Maritime transportation remains a cornerstone of global trade and commerce,
with ships serving as vital vessels for transporting goods and passengers
across the world’s oceans. However, the environmental impact of this
industry, particularly concerning underwater noise pollution, has received
increasing attention in recent years. Engine-induced ship and underwater
noise, arising from propulsion systems and onboard machinery, poses
significant challenges to marine ecosystems and marine life.
This thesis delves into the aspects of engine-induced structure-borne
noise aboard ships, aiming to improve existing analytical and numerical
prognosis and simulation methods for the characterization of noise sources,
i.e. combustion engines, propagation mechanisms, and resulting impacts
on the ship structure. The research focuses on cruise ships and associated
propulsion technologies, namely medium-speed four-stroke engines, to provide
a nuanced understanding of the noise generation and propagation process.

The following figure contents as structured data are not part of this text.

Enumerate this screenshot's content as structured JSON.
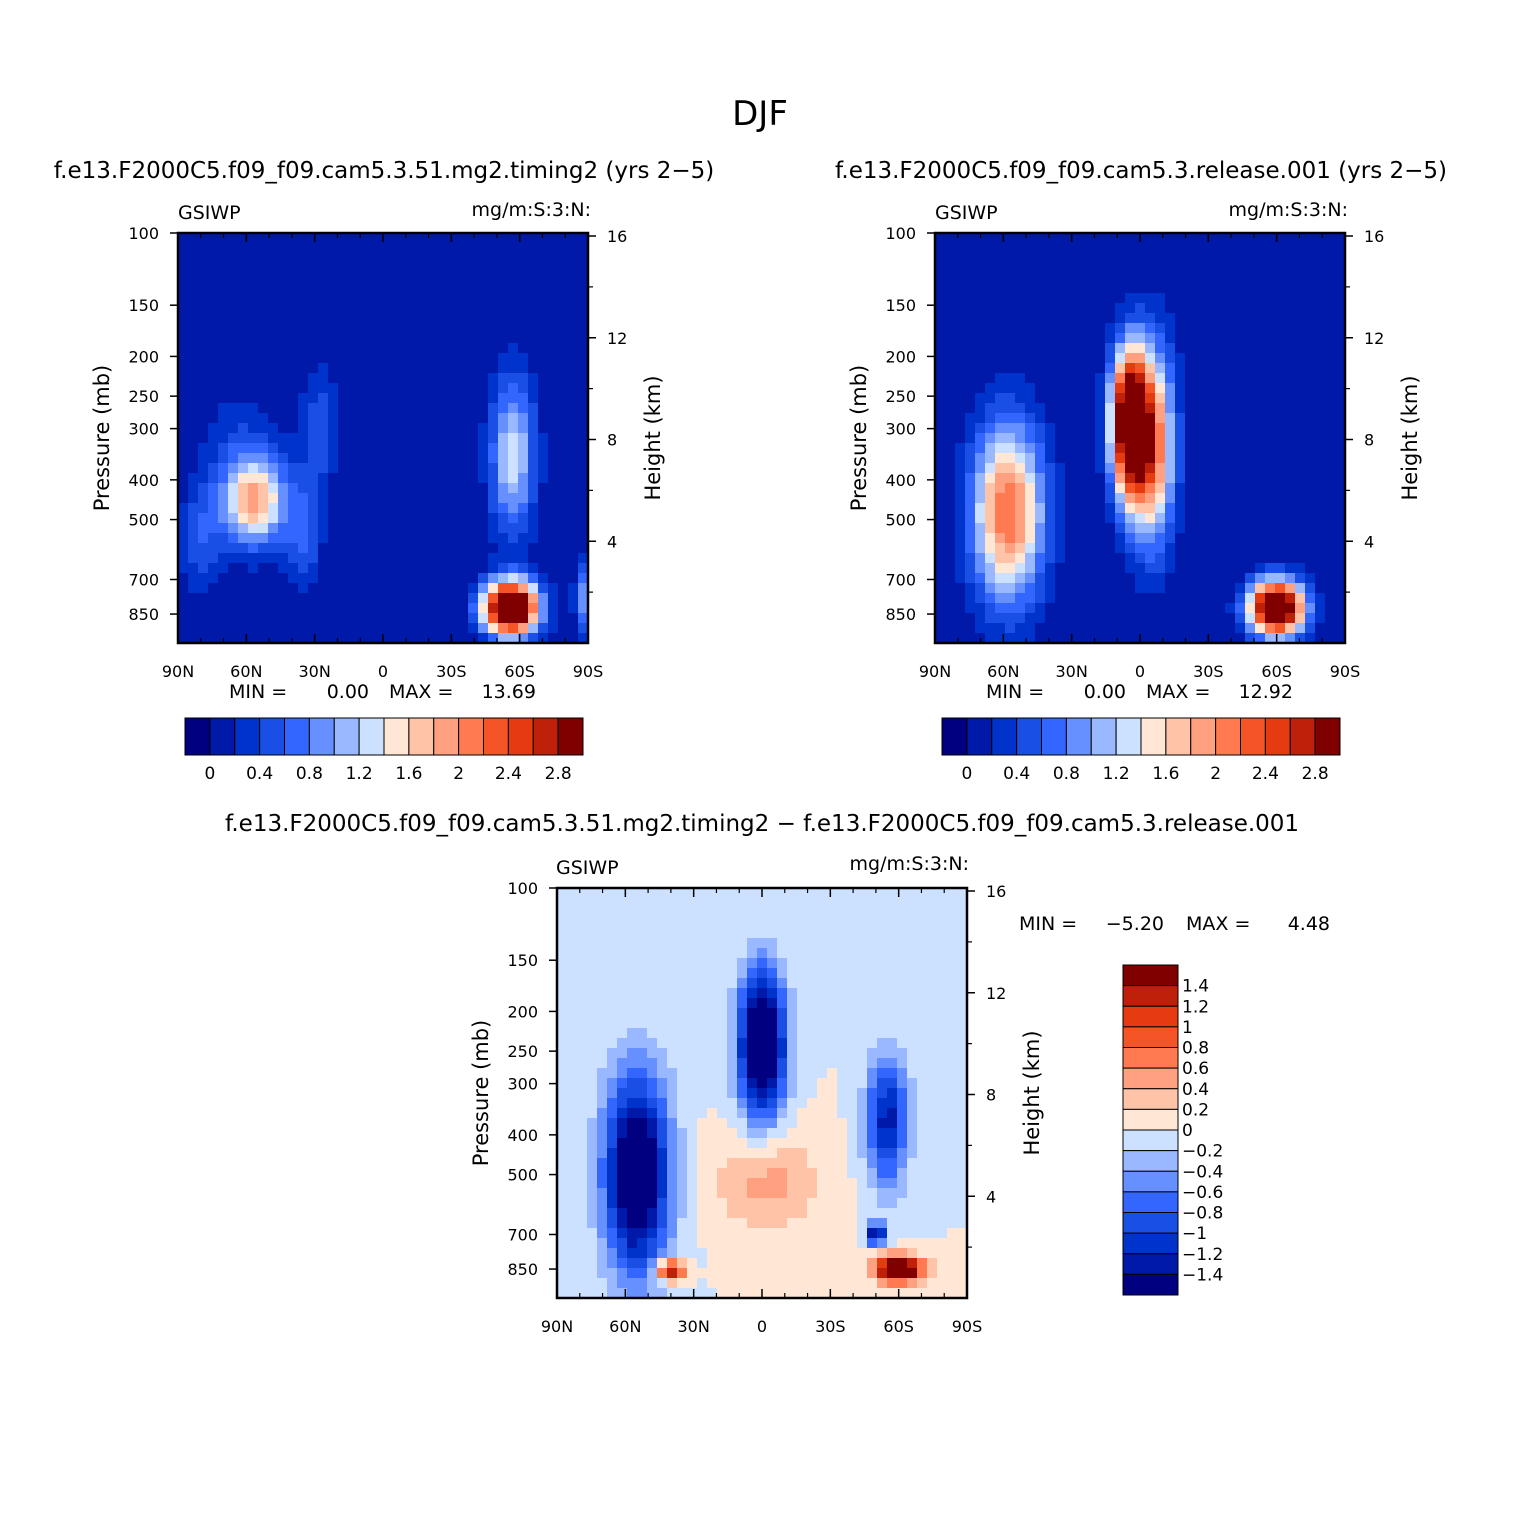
{
  "figure": {
    "title": "DJF"
  },
  "chart_data": [
    {
      "type": "heatmap",
      "title": "f.e13.F2000C5.f09_f09.cam5.3.51.mg2.timing2 (yrs 2−5)",
      "left_label": "GSIWP",
      "right_label": "mg/m:S:3:N:",
      "xlabel": "",
      "ylabel": "Pressure (mb)",
      "y2label": "Height (km)",
      "x_ticks": [
        "90N",
        "60N",
        "30N",
        "0",
        "30S",
        "60S",
        "90S"
      ],
      "y_ticks": [
        "100",
        "150",
        "200",
        "250",
        "300",
        "400",
        "500",
        "700",
        "850"
      ],
      "y2_ticks": [
        "16",
        "12",
        "8",
        "4"
      ],
      "min_text": "MIN =",
      "min_value": "0.00",
      "max_text": "MAX =",
      "max_value": "13.69",
      "colorbar_labels": [
        "0",
        "0.4",
        "0.8",
        "1.2",
        "1.6",
        "2",
        "2.4",
        "2.8"
      ],
      "colors": [
        "#000080",
        "#0019a8",
        "#0033cc",
        "#1a4fe6",
        "#3366ff",
        "#6690ff",
        "#99b8ff",
        "#cce0ff",
        "#ffe6d5",
        "#ffc3a8",
        "#ffa080",
        "#ff7a50",
        "#f55427",
        "#e63a10",
        "#bf200a",
        "#800000"
      ],
      "blobs": [
        {
          "lat": 63,
          "p": 350,
          "a": 0.36,
          "slat": 18,
          "slp": 0.4
        },
        {
          "lat": 56,
          "p": 450,
          "a": 1.7,
          "slat": 14,
          "slp": 0.25
        },
        {
          "lat": 35,
          "p": 550,
          "a": 0.6,
          "slat": 8,
          "slp": 0.3
        },
        {
          "lat": 80,
          "p": 560,
          "a": 0.55,
          "slat": 9,
          "slp": 0.3
        },
        {
          "lat": 28,
          "p": 300,
          "a": 0.55,
          "slat": 8,
          "slp": 0.35
        },
        {
          "lat": -57,
          "p": 350,
          "a": 1.3,
          "slat": 10,
          "slp": 0.45
        },
        {
          "lat": -56,
          "p": 820,
          "a": 4,
          "slat": 12,
          "slp": 0.15
        },
        {
          "lat": -88,
          "p": 780,
          "a": 0.9,
          "slat": 4,
          "slp": 0.2
        }
      ]
    },
    {
      "type": "heatmap",
      "title": "f.e13.F2000C5.f09_f09.cam5.3.release.001 (yrs 2−5)",
      "left_label": "GSIWP",
      "right_label": "mg/m:S:3:N:",
      "xlabel": "",
      "ylabel": "Pressure (mb)",
      "y2label": "Height (km)",
      "x_ticks": [
        "90N",
        "60N",
        "30N",
        "0",
        "30S",
        "60S",
        "90S"
      ],
      "y_ticks": [
        "100",
        "150",
        "200",
        "250",
        "300",
        "400",
        "500",
        "700",
        "850"
      ],
      "y2_ticks": [
        "16",
        "12",
        "8",
        "4"
      ],
      "min_text": "MIN =",
      "min_value": "0.00",
      "max_text": "MAX =",
      "max_value": "12.92",
      "colorbar_labels": [
        "0",
        "0.4",
        "0.8",
        "1.2",
        "1.6",
        "2",
        "2.4",
        "2.8"
      ],
      "colors": [
        "#000080",
        "#0019a8",
        "#0033cc",
        "#1a4fe6",
        "#3366ff",
        "#6690ff",
        "#99b8ff",
        "#cce0ff",
        "#ffe6d5",
        "#ffc3a8",
        "#ffa080",
        "#ff7a50",
        "#f55427",
        "#e63a10",
        "#bf200a",
        "#800000"
      ],
      "blobs": [
        {
          "lat": 58,
          "p": 480,
          "a": 2.2,
          "slat": 16,
          "slp": 0.5
        },
        {
          "lat": 5,
          "p": 290,
          "a": 3.5,
          "slat": 8,
          "slp": 0.4
        },
        {
          "lat": -5,
          "p": 330,
          "a": 2.2,
          "slat": 10,
          "slp": 0.55
        },
        {
          "lat": -60,
          "p": 820,
          "a": 4,
          "slat": 12,
          "slp": 0.15
        }
      ]
    },
    {
      "type": "heatmap",
      "title": "f.e13.F2000C5.f09_f09.cam5.3.51.mg2.timing2 − f.e13.F2000C5.f09_f09.cam5.3.release.001",
      "left_label": "GSIWP",
      "right_label": "mg/m:S:3:N:",
      "xlabel": "",
      "ylabel": "Pressure (mb)",
      "y2label": "Height (km)",
      "x_ticks": [
        "90N",
        "60N",
        "30N",
        "0",
        "30S",
        "60S",
        "90S"
      ],
      "y_ticks": [
        "100",
        "150",
        "200",
        "250",
        "300",
        "400",
        "500",
        "700",
        "850"
      ],
      "y2_ticks": [
        "16",
        "12",
        "8",
        "4"
      ],
      "min_text": "MIN =",
      "min_value": "−5.20",
      "max_text": "MAX =",
      "max_value": "4.48",
      "colorbar_labels": [
        "1.4",
        "1.2",
        "1",
        "0.8",
        "0.6",
        "0.4",
        "0.2",
        "0",
        "−0.2",
        "−0.4",
        "−0.6",
        "−0.8",
        "−1",
        "−1.2",
        "−1.4"
      ],
      "colors": [
        "#000080",
        "#0019a8",
        "#0033cc",
        "#1a4fe6",
        "#3366ff",
        "#6690ff",
        "#99b8ff",
        "#cce0ff",
        "#ffe6d5",
        "#ffc3a8",
        "#ffa080",
        "#ff7a50",
        "#f55427",
        "#e63a10",
        "#bf200a",
        "#800000"
      ],
      "blobs": [
        {
          "lat": 55,
          "p": 500,
          "a": -2.0,
          "slat": 14,
          "slp": 0.55
        },
        {
          "lat": 0,
          "p": 240,
          "a": -2.2,
          "slat": 10,
          "slp": 0.4
        },
        {
          "lat": -55,
          "p": 370,
          "a": -1.3,
          "slat": 9,
          "slp": 0.35
        },
        {
          "lat": -2,
          "p": 520,
          "a": 0.5,
          "slat": 22,
          "slp": 0.28
        },
        {
          "lat": -60,
          "p": 850,
          "a": 2.5,
          "slat": 10,
          "slp": 0.07
        },
        {
          "lat": 40,
          "p": 860,
          "a": 1.6,
          "slat": 6,
          "slp": 0.06
        },
        {
          "lat": -50,
          "p": 700,
          "a": -1.6,
          "slat": 4,
          "slp": 0.06
        }
      ]
    }
  ]
}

State-of-the-art calculation methods, i.e. mobility- and impedancebased
techniques, have shown to not meet the required accuracy, necessary
for a reliable design of ships. This work analyses these methods and possible
causes for deviations. Therefore, a detailed multibody simulation model
of a combustion engine is developed and validated with measurement data,
consisting of all relevant structural parts and considering their interactions,
for the description of the noise source. A detailed analysis of the engine
model reveals excitation properties, which are not considered in traditional
models up to now and sheds new light on the vibration properties of combustion
engines. For the modeling of noise propagation, existing transfer
function methods are used and extended from single-point to multi-point
applications, incorporating all degrees of freedom of the system. The received
noise impacts on ships are evaluated based on a generic model of an
engine foundation on a cruise ship double-bottom structure.

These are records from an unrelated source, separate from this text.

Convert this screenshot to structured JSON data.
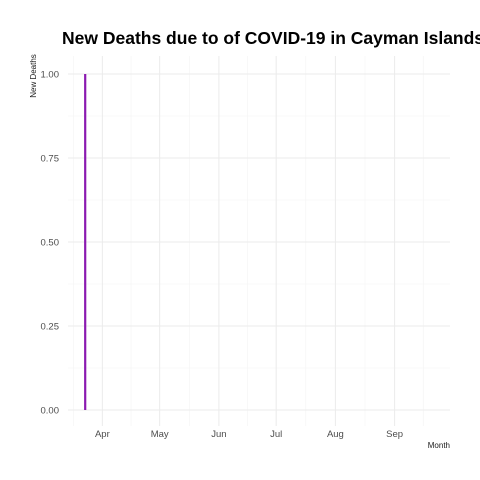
{
  "chart_data": {
    "type": "line",
    "title": "New Deaths due to of COVID-19 in Cayman Islands",
    "xlabel": "Month",
    "ylabel": "New Deaths",
    "x_ticks": [
      "Apr",
      "May",
      "Jun",
      "Jul",
      "Aug",
      "Sep"
    ],
    "y_ticks": [
      "0.00",
      "0.25",
      "0.50",
      "0.75",
      "1.00"
    ],
    "ylim": [
      0,
      1
    ],
    "xlim": [
      "2020-03-14",
      "2020-09-30"
    ],
    "grid": true,
    "legend": "none",
    "series": [
      {
        "color": "#8B1AB0",
        "x": [
          "2020-03-23",
          "2020-03-23"
        ],
        "values": [
          0,
          1
        ]
      }
    ]
  }
}
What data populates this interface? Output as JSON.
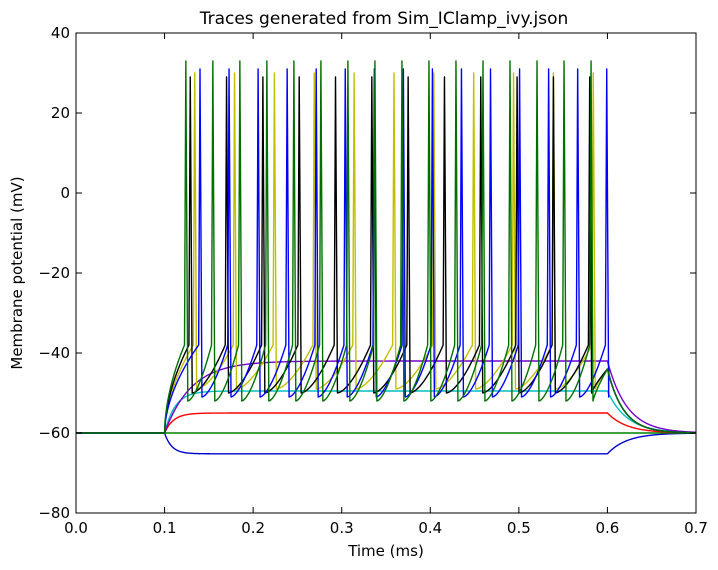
{
  "chart_data": {
    "type": "line",
    "title": "Traces generated from Sim_IClamp_ivy.json",
    "xlabel": "Time (ms)",
    "ylabel": "Membrane potential (mV)",
    "xlim": [
      0.0,
      0.7
    ],
    "ylim": [
      -80,
      40
    ],
    "xticks": [
      0.0,
      0.1,
      0.2,
      0.3,
      0.4,
      0.5,
      0.6,
      0.7
    ],
    "xtick_labels": [
      "0.0",
      "0.1",
      "0.2",
      "0.3",
      "0.4",
      "0.5",
      "0.6",
      "0.7"
    ],
    "yticks": [
      -80,
      -60,
      -40,
      -20,
      0,
      20,
      40
    ],
    "ytick_labels": [
      "−80",
      "−60",
      "−40",
      "−20",
      "0",
      "20",
      "40"
    ],
    "grid": false,
    "legend": false,
    "stim_start": 0.1,
    "stim_end": 0.6,
    "rest": -60,
    "series": [
      {
        "color": "#0000cc",
        "type": "sub",
        "plateau": -65.2,
        "tau": 0.008
      },
      {
        "color": "#008000",
        "type": "sub",
        "plateau": -60.0,
        "tau": 0.008
      },
      {
        "color": "#ff0000",
        "type": "sub",
        "plateau": -55.0,
        "tau": 0.01
      },
      {
        "color": "#00bfbf",
        "type": "sub",
        "plateau": -49.5,
        "tau": 0.012
      },
      {
        "color": "#7700cc",
        "type": "sub",
        "plateau": -42.0,
        "tau": 0.03
      },
      {
        "color": "#c0c000",
        "type": "spike",
        "first": 0.134,
        "isi": 0.045,
        "trough": -49,
        "peak": 30
      },
      {
        "color": "#000000",
        "type": "spike",
        "first": 0.129,
        "isi": 0.041,
        "trough": -50,
        "peak": 29
      },
      {
        "color": "#0000ff",
        "type": "spike",
        "first": 0.14,
        "isi": 0.0328,
        "trough": -51,
        "peak": 31
      },
      {
        "color": "#007000",
        "type": "spike",
        "first": 0.124,
        "isi": 0.0305,
        "trough": -52,
        "peak": 33
      }
    ]
  }
}
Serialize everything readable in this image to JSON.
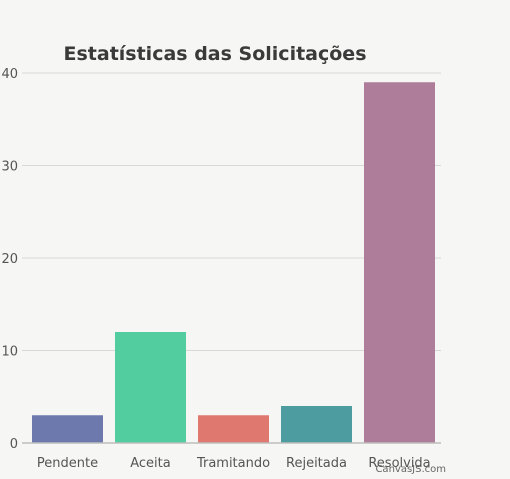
{
  "chart_data": {
    "type": "bar",
    "title": "Estatísticas das Solicitações",
    "categories": [
      "Pendente",
      "Aceita",
      "Tramitando",
      "Rejeitada",
      "Resolvida"
    ],
    "values": [
      3,
      12,
      3,
      4,
      39
    ],
    "colors": [
      "#6d78ad",
      "#51cda0",
      "#df7970",
      "#4c9ca0",
      "#ae7d99"
    ],
    "ylim": [
      0,
      40
    ],
    "yticks": [
      0,
      10,
      20,
      30,
      40
    ],
    "xlabel": "",
    "ylabel": "",
    "grid": true,
    "credit": "CanvasJS.com"
  }
}
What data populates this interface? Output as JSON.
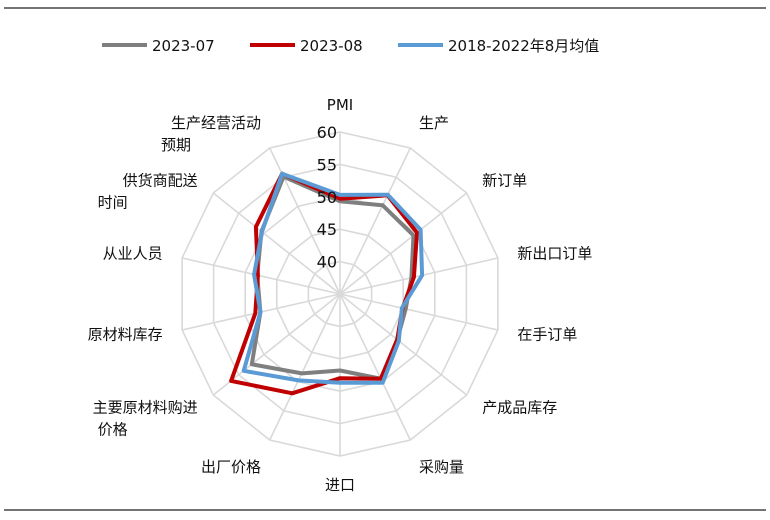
{
  "chart_data": {
    "type": "radar",
    "categories": [
      "PMI",
      "生产",
      "新订单",
      "新出口订单",
      "在手订单",
      "产成品库存",
      "采购量",
      "进口",
      "出厂价格",
      "主要原材料购进价格",
      "原材料库存",
      "从业人员",
      "供货商配送时间",
      "生产经营活动预期"
    ],
    "series": [
      {
        "name": "2023-07",
        "color": "#7f7f7f",
        "values": [
          49.3,
          50.2,
          49.5,
          46.3,
          45.4,
          46.3,
          49.5,
          46.8,
          48.6,
          52.4,
          47.6,
          48.1,
          50.5,
          55.1
        ]
      },
      {
        "name": "2023-08",
        "color": "#c00000",
        "values": [
          49.7,
          51.9,
          50.2,
          46.7,
          44.9,
          46.3,
          49.5,
          48.0,
          52.0,
          56.5,
          48.4,
          48.0,
          51.6,
          55.6
        ]
      },
      {
        "name": "2018-2022年8月均值",
        "color": "#5b9bd5",
        "values": [
          50.3,
          52.0,
          50.9,
          48.0,
          44.8,
          46.6,
          50.2,
          48.7,
          49.8,
          54.0,
          47.6,
          48.6,
          50.4,
          55.6
        ]
      }
    ],
    "rlim": [
      35,
      60
    ],
    "ticks": [
      40,
      45,
      50,
      55,
      60
    ],
    "tick_labels": [
      "40",
      "45",
      "50",
      "55",
      "60"
    ],
    "legend_position": "top",
    "grid": true
  }
}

Ultimately, this doctoral thesis contributes to the body of knowledge
surrounding engine-induced ship noise by providing a comprehensive assessment
of its excitation, transmission, and recipience on the ship. The
research aims to improve structure-borne noise prediction methods for the
usage by development and research engineers in the field of ship noise, to
mitigate noise pollution and ensure the long-term health of our oceans.